Jack is an amazing young man who loves a good laugh more than anyone I know! – Uncle Matt

Once upon a time there was “a Iittle girl from Detroit” who would forever change a little boy by the name of Jack Torrey’s life!  Her gift to Jack has inspired so many and has given Jack the opportunity to be the awesome dude he is – a smile like no other and an awesome sense of humor to boot! – Love Aunt Kim

Jack’s journey shows that happiness and love can win. Jack still has the same attachment he always did. — Uncle Pablo

Our family can’t describe in words what Jacko means to us. He has completed our family. We love him so much. — Other Mother Maria and Family

Time is always a odd when it comes to remembering defining milestones. We will never forget that day in room 505, but it feels like both yesterday and a million years ago.
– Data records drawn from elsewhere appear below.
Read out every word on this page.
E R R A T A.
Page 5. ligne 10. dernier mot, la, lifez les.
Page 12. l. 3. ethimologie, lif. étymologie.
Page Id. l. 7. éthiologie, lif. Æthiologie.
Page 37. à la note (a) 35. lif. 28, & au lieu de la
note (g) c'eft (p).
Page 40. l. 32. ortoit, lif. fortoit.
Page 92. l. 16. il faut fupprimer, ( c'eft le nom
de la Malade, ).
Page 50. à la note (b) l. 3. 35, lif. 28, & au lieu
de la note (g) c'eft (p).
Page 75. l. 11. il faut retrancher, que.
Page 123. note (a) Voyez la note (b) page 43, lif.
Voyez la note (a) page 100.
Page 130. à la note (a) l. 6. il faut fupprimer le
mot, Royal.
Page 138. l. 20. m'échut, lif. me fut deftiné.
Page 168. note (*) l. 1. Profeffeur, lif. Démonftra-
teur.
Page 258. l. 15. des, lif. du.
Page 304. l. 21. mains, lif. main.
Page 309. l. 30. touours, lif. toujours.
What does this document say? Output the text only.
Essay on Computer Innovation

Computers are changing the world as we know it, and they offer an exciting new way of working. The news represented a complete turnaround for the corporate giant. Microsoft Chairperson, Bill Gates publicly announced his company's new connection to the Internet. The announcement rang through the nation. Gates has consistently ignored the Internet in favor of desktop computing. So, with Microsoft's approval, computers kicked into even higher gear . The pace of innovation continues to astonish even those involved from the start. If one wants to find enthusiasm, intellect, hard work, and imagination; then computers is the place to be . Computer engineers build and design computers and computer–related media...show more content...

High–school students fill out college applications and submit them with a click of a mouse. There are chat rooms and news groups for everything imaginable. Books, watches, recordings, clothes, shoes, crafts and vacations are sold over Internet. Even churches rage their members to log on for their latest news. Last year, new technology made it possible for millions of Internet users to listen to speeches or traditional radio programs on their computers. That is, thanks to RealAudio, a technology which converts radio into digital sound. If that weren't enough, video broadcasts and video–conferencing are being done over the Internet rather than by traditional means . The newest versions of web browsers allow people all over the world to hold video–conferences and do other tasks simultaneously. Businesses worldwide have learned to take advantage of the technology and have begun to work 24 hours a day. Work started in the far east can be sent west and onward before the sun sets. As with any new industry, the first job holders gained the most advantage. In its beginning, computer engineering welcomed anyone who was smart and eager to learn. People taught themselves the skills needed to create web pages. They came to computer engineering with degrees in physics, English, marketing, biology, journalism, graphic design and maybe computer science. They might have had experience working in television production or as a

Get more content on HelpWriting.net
We remember every detail of the anxiety and energy and hope and smell (stem cells smell terrible — who knew?) in the room when the life-saving cells went into Jacks’s body. It’s the day that we saved our son’s life with the help of countless doctors and nurses AND a family that donated precious cells, never knowing that they were going to give the gift of Jack to so many.

Thank you to the mother of the Little Lady from Detroit! Your gift didn’t just save Jack’s life, it changed the lives of many!!